Euro 2012 – Reporter’s Notebook

Fan focuses on goal despite losing passport

Euro 2012 – Reporter’s Notebook

Sitting outside his well lived-in campervan in Sopot’s campsite, Patrick Dempsey from Trim, Co Meath, was the picture of contentment, despite having lost his passport.

Well at least they weren’t his tickets was his philosophical approach to the situation. Sure, worrying could be done after Ireland get knocked out of the tournament. When asked of his plan to get a replacement passport, he simply chuckled.

“It was in my pocket, but I haven’t a clue where I lost it. I haven’t got a plan. Drink pints, watch football, go home. That’s it.”

Priorities are everything for the Irish in Poland.

Probably the best brandy in the world...

Jason McAteer with Richard Dunne watch Ireland train.

While, the current team sort the fans out with toiletries, some ex-internationals are apparently skimping on their rounds.

Anto Malone from Dublin was happy to bump into Jason McAteer in Sopot and even went so far as to buy him a beer or two.

However, McAteer seems to have been a little slow getting him one back.

“Yeah, we got him some gargle but I saw nothing coming back.”

Instead, his gang decided to swipe an enormous bottle of Hennessy brandy, which they hoped would last them for weeks.

However, when his posse lined up shots back in the campsite, all was not what it appeared to be. “It looks like brandy but it’s bloody Mr Sheen or something. We nearly poisoned half of Poland with the stuff.”

Delight as Green throws in the towel

Paul Green: ‘Decent skin’.

KEEP IT CLEAN: The Irish team is nothing if not a generous bunch. Paul Green may have been criticised for making the team but he’s been helping out fans no end.

Damien O’Leary, from Knocknaheeny, Cork, decided he had gone long enough without a shower and hit the Irish team hotel in Sopot looking for towels.

“I saw Paul Green so I went up to him and said I was disgustingly filthy and could he sort us out.

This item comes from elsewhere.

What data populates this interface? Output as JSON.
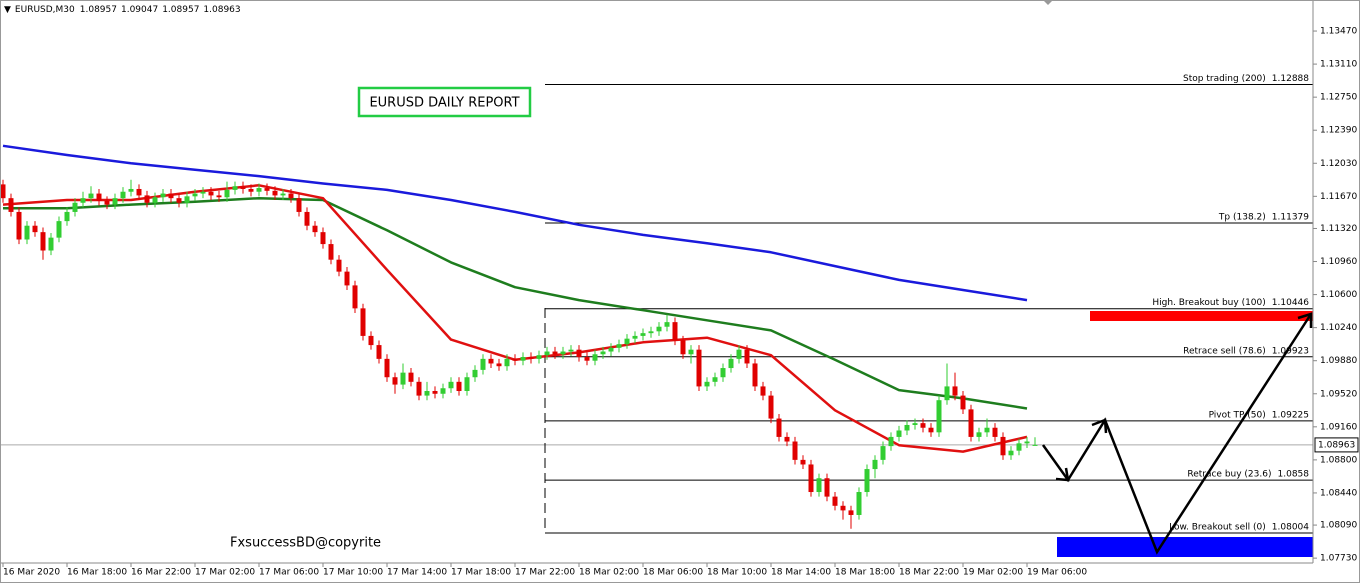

To be fair to him, he went up to his room and sorted us out with six towels. He’s a decent skin.”

Down €1k and no closer to the game

KEY CONUNDRUM: It’s a hard thing to swallow being €1,300 down on a campervan deposit — particularly when you haven’t even moved it.

One group of Irish guys did just that when picking up their campervan. Christie Vickers, from Wicklow, was picking up his vehicle from the firm and wondered why the employee was being so thorough. “He was pointing at the door saying, ‘this is the door and how you open it’, things like that,” he said.

“It turned out that two other clowns had locked the keys in the camper before even starting it up. They had to break the door to get them. So they were down €1,300 and they hadn’t even moved it from the parking space.”